Si une des valeurs fondamentales du bouddhisme est l’impermanence des choses, ne pourrait-on pas l’appliquer à la domination chinoise sur le Tibet ? Les Tibétains pourront-ils vivre à nouveau en toute liberté et un jour sortir de cette imposante ombre chinoise ?
The last nomadic people
Tenzin comes from a village located near a small Tibetan town called Nyalam, a short distance from the Nepalese border. In the old days, Tibetans were for the most part a people of nomadic farmers. They would farm the land and raise cattle, the same as Tenzin’s parents used to do. Nowadays, most Tibetans have settled down and earn their living from tourism.

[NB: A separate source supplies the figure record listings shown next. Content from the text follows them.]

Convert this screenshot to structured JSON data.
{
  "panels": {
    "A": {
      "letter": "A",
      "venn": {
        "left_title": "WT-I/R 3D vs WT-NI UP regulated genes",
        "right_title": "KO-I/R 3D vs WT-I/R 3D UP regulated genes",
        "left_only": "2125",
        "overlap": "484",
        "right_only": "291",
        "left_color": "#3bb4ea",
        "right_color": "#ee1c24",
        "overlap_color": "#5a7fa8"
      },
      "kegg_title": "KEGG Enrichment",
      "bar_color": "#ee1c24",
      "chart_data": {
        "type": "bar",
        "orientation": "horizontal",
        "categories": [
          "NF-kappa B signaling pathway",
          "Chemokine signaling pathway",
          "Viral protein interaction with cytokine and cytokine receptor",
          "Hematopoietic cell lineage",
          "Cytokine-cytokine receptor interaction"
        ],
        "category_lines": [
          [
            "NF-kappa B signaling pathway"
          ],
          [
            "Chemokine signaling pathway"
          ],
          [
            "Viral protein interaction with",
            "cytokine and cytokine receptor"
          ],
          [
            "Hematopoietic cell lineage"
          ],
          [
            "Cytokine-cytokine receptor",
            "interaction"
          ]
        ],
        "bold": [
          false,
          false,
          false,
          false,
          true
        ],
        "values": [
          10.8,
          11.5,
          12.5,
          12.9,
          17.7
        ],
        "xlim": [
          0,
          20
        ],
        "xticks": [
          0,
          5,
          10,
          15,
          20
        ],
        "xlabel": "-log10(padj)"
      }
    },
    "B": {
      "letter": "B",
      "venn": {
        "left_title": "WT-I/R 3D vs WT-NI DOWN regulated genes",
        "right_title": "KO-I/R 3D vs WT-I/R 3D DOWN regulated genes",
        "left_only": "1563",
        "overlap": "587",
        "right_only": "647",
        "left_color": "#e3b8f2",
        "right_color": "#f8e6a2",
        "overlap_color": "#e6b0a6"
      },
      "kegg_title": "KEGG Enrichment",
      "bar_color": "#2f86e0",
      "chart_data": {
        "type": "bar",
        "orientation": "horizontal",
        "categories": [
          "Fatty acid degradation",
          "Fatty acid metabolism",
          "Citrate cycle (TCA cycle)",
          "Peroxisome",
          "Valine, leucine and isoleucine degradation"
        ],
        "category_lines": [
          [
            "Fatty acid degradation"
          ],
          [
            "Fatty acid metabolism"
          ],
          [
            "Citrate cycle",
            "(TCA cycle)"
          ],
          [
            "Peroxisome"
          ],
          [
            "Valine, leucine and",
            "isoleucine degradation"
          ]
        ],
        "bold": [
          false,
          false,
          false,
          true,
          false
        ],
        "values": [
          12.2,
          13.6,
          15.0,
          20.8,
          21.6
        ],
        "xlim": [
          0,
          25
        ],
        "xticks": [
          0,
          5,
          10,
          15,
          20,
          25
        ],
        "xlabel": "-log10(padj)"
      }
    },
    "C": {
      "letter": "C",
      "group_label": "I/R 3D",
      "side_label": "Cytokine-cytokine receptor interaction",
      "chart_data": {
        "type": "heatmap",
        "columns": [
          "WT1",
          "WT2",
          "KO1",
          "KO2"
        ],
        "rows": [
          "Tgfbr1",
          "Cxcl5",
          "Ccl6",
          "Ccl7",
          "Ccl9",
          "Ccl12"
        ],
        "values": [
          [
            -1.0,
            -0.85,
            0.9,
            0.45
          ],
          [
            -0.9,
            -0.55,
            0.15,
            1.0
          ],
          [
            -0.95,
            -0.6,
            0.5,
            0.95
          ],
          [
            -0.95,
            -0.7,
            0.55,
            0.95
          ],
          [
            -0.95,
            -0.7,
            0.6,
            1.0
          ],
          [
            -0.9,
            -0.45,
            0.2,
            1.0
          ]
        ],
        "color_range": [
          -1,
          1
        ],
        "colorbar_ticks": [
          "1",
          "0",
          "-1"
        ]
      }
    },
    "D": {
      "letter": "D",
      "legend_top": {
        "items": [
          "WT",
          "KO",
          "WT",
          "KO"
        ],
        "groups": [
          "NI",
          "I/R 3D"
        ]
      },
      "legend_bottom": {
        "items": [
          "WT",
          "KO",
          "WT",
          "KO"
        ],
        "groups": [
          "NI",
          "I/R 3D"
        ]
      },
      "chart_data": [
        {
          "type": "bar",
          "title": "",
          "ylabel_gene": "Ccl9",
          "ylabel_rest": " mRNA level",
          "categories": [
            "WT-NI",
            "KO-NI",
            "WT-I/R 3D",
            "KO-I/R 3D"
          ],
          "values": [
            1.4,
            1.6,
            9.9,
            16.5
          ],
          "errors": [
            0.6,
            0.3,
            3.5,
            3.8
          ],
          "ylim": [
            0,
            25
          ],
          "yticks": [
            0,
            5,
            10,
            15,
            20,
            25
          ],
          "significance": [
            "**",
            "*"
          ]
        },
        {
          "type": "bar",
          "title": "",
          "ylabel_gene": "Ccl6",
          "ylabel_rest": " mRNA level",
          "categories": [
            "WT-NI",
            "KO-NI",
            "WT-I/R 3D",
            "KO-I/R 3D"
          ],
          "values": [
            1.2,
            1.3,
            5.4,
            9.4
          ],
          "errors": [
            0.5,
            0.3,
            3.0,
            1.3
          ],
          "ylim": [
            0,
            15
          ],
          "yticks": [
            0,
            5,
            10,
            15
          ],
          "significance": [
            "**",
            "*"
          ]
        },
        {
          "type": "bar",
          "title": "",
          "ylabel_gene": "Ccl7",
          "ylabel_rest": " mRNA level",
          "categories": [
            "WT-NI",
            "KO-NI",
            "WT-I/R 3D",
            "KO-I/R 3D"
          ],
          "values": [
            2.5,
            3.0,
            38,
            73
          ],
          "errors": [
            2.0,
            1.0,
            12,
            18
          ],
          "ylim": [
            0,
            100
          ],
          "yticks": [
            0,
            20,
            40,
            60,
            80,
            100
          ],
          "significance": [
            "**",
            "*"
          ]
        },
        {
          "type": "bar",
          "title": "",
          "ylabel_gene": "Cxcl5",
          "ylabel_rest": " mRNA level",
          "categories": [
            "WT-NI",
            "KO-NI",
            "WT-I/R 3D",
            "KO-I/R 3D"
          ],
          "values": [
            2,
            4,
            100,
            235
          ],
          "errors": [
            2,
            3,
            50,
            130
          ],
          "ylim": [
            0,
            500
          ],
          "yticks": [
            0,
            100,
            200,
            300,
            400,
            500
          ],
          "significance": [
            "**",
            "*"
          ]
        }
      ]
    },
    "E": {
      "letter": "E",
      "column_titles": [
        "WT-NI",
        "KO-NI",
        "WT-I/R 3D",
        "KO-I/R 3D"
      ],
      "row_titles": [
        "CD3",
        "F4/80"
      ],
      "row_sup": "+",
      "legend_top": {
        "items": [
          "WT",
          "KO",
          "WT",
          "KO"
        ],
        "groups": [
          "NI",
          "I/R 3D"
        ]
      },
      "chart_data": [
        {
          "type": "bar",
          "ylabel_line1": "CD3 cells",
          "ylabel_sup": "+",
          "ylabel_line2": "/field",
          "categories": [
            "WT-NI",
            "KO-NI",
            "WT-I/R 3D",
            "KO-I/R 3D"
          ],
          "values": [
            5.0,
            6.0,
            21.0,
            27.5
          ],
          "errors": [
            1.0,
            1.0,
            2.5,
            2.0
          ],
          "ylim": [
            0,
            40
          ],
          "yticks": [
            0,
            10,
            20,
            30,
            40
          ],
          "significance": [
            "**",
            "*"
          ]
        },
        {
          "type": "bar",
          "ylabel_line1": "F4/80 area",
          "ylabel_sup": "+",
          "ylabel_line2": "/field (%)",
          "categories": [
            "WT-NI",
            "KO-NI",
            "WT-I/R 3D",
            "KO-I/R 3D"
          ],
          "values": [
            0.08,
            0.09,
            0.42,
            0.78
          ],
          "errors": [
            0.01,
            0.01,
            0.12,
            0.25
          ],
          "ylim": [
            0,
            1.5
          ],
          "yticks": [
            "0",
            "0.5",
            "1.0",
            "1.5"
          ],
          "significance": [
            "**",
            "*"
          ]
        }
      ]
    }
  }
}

As for the Tibetan nomads, they are now forced to gather in villages and are subjected to many rules and restrictions.
Away from Lhasa, one may witness authentic Tibetan life. There are no paved roads and no electricity there. People wash in the fountain (the village spring) amid prayer flags, straw and dry yak manure. Only a few miles away stands the “greatness,” the Chinese gigantism, and for Tenzin the contrast is blatant. Two totally different standards of living and wealth and value systems face each other. At present, in spite of the colonization and presence of the Chinese army, Tibet remains an extraordinary land that the last nomadic herdsmen and the farmers share in harmony. The highlands are vast expanses populated with herds of yaks surrounded by snow-capped mountains. And there, the mind captures the Tibetans’ smiles and welcoming open arms, the children’s cold-reddened cheeks and the thousands upon thousands of prayer flags flapping in the wind on the peaks and bridges.
If one of Buddhism’s fundamental values states that all things are impermanent, could it not be applied to the Chinese domination over Tibet? Will the people of Tibet ever be free again, and someday be able to emerge from that menacing Chinese shadow?